Ten days ago, the European Parliament dealt a major blow to a radical proposal that would force online services to deploy copyright bots to examine everything posted by users and block anything that might be a copyright infringement; the proposal would also ban linking to news articles without paid permission from the news sites.
The July 5 vote means that the European Parliament will debate these clauses in September. In the meantime, there's a lot of behind-the-scenes scurrying around as members of parliament and giant corporations lay out their forces for the fight in September.
The Electronic Frontier Foundation's Danny O'Brien has written an excellent explainer delving into the process so far and what we can expect next.

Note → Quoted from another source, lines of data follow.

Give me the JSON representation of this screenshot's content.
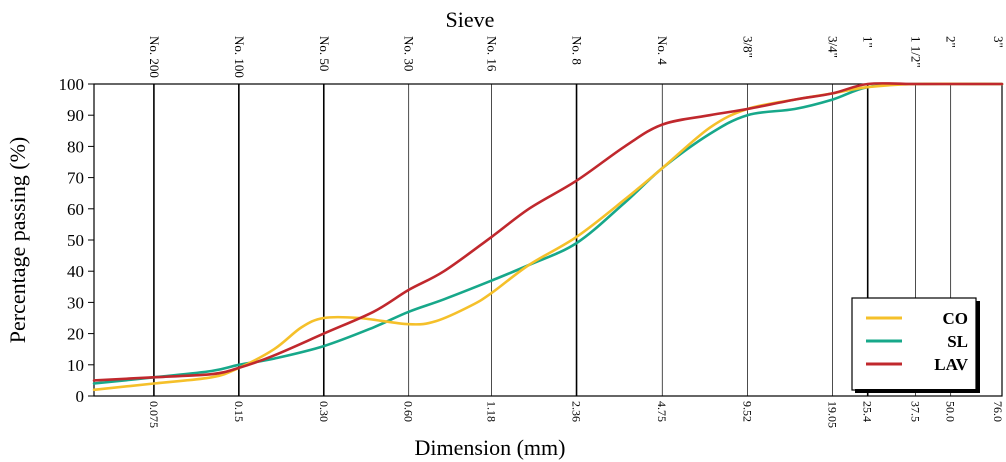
{
  "chart_data": {
    "type": "line",
    "title": "Sieve",
    "xlabel": "Dimension (mm)",
    "ylabel": "Percentage passing (%)",
    "x_scale": "log",
    "xlim": [
      0.046,
      76.0
    ],
    "ylim": [
      0,
      100
    ],
    "yticks": [
      0,
      10,
      20,
      30,
      40,
      50,
      60,
      70,
      80,
      90,
      100
    ],
    "grid": false,
    "legend_position": "bottom-right",
    "sieves": [
      {
        "name": "No. 200",
        "size": 0.075,
        "size_label": "0.075",
        "line": "thick"
      },
      {
        "name": "No. 100",
        "size": 0.15,
        "size_label": "0.15",
        "line": "thick"
      },
      {
        "name": "No. 50",
        "size": 0.3,
        "size_label": "0.30",
        "line": "thick"
      },
      {
        "name": "No. 30",
        "size": 0.6,
        "size_label": "0.60",
        "line": "thin"
      },
      {
        "name": "No. 16",
        "size": 1.18,
        "size_label": "1.18",
        "line": "thin"
      },
      {
        "name": "No. 8",
        "size": 2.36,
        "size_label": "2.36",
        "line": "thick"
      },
      {
        "name": "No. 4",
        "size": 4.75,
        "size_label": "4.75",
        "line": "thin"
      },
      {
        "name": "3/8\"",
        "size": 9.52,
        "size_label": "9.52",
        "line": "thin"
      },
      {
        "name": "3/4\"",
        "size": 19.05,
        "size_label": "19.05",
        "line": "thin"
      },
      {
        "name": "1\"",
        "size": 25.4,
        "size_label": "25.4",
        "line": "thick"
      },
      {
        "name": "1 1/2\"",
        "size": 37.5,
        "size_label": "37.5",
        "line": "thin"
      },
      {
        "name": "2\"",
        "size": 50.0,
        "size_label": "50.0",
        "line": "thin"
      },
      {
        "name": "3\"",
        "size": 76.0,
        "size_label": "76.0",
        "line": "none"
      }
    ],
    "series": [
      {
        "name": "CO",
        "color": "#f5c02a",
        "points": [
          [
            0.046,
            2
          ],
          [
            0.075,
            4
          ],
          [
            0.12,
            6
          ],
          [
            0.15,
            9
          ],
          [
            0.2,
            15
          ],
          [
            0.25,
            22
          ],
          [
            0.3,
            25
          ],
          [
            0.4,
            25
          ],
          [
            0.6,
            23
          ],
          [
            0.75,
            24
          ],
          [
            1.0,
            29
          ],
          [
            1.18,
            33
          ],
          [
            1.6,
            42
          ],
          [
            2.36,
            51
          ],
          [
            3.5,
            63
          ],
          [
            4.75,
            73
          ],
          [
            7.0,
            86
          ],
          [
            9.52,
            92
          ],
          [
            14.0,
            95
          ],
          [
            19.05,
            97
          ],
          [
            25.4,
            99
          ],
          [
            37.5,
            100
          ],
          [
            76.0,
            100
          ]
        ]
      },
      {
        "name": "SL",
        "color": "#17a88a",
        "points": [
          [
            0.046,
            4
          ],
          [
            0.075,
            6
          ],
          [
            0.12,
            8
          ],
          [
            0.15,
            10
          ],
          [
            0.2,
            12
          ],
          [
            0.3,
            16
          ],
          [
            0.45,
            22
          ],
          [
            0.6,
            27
          ],
          [
            0.8,
            31
          ],
          [
            1.18,
            37
          ],
          [
            1.6,
            42
          ],
          [
            2.36,
            49
          ],
          [
            3.5,
            62
          ],
          [
            4.75,
            73
          ],
          [
            7.0,
            84
          ],
          [
            9.52,
            90
          ],
          [
            14.0,
            92
          ],
          [
            19.05,
            95
          ],
          [
            25.4,
            99
          ],
          [
            37.5,
            100
          ],
          [
            76.0,
            100
          ]
        ]
      },
      {
        "name": "LAV",
        "color": "#c0282d",
        "points": [
          [
            0.046,
            5
          ],
          [
            0.075,
            6
          ],
          [
            0.12,
            7
          ],
          [
            0.15,
            9
          ],
          [
            0.2,
            13
          ],
          [
            0.3,
            20
          ],
          [
            0.45,
            27
          ],
          [
            0.6,
            34
          ],
          [
            0.8,
            40
          ],
          [
            1.18,
            51
          ],
          [
            1.6,
            60
          ],
          [
            2.36,
            69
          ],
          [
            3.5,
            80
          ],
          [
            4.75,
            87
          ],
          [
            7.0,
            90
          ],
          [
            9.52,
            92
          ],
          [
            14.0,
            95
          ],
          [
            19.05,
            97
          ],
          [
            25.4,
            100
          ],
          [
            37.5,
            100
          ],
          [
            76.0,
            100
          ]
        ]
      }
    ]
  }
}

In the next few weeks, those deep in the minutiae of the Copyright directive will be crafting amendments for MEPs to vote on in September. The tentative schedule is that the amendments are accepted until Wednesday September 5th, with a vote at 12:00 Central European Time on Wednesday September 12th.
The European Parliament has a fine tradition of producing a rich supply of amendments (the GDPR had thousands). We'll need to coalesce support around a few key fixes that will keep the directive free of censorship filters and snippet rights language, and replace them with something less harmful to the wider Net.

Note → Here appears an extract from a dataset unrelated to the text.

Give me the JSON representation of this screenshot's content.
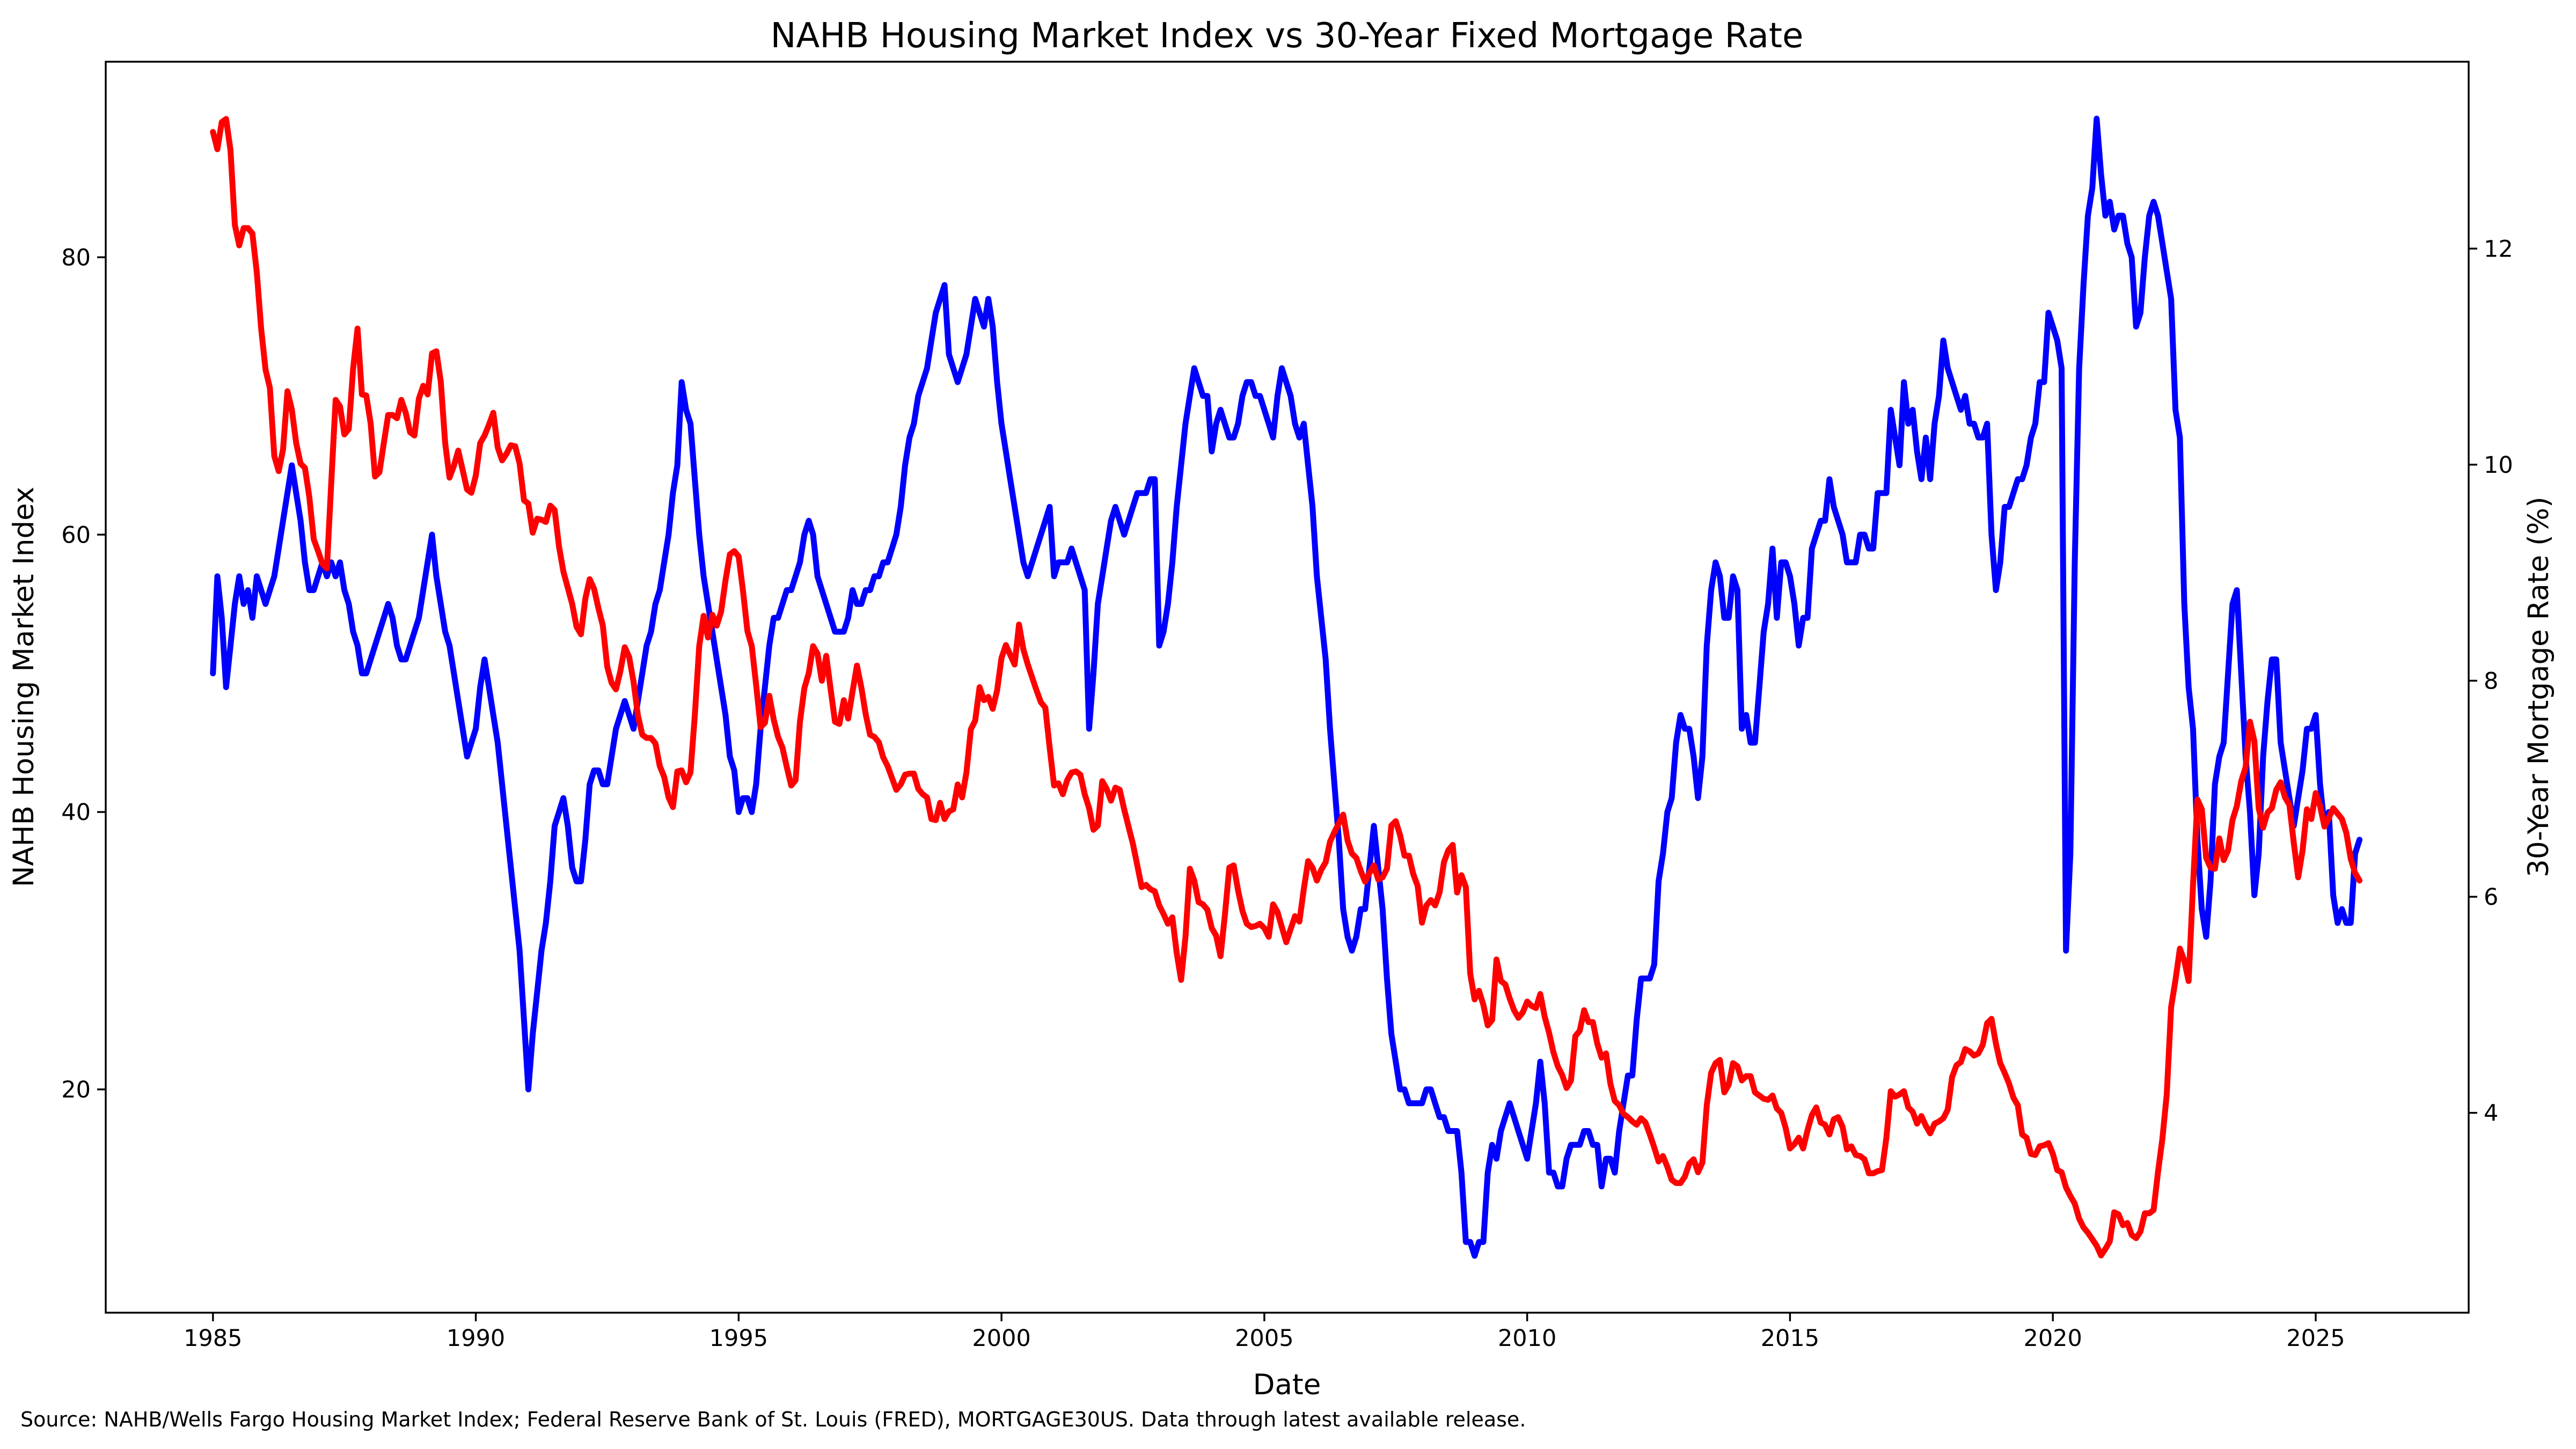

Julia Reda already proposed amendments. And one of Voss' strongest critics in the latest vote was Catherine Stihler, the Scottish MEP who had created and passed consumer-friendly directive language in her committee, which Voss ignored. (Here's her barnstorming speech before the final vote.)
While we wait for those amendments to appear, the next step is to keep the pressure on MEPs to remember what's at stake—no mandatory copyright filters, and no new ancillary rights on snippets of text.
In particular, if you talk to your MEP, it's important to convey how you feel these proposals will affect you. MEPs are hearing from giant tech and media companies. But they are only just beginning to hear from a broader camp: the people of the Internet.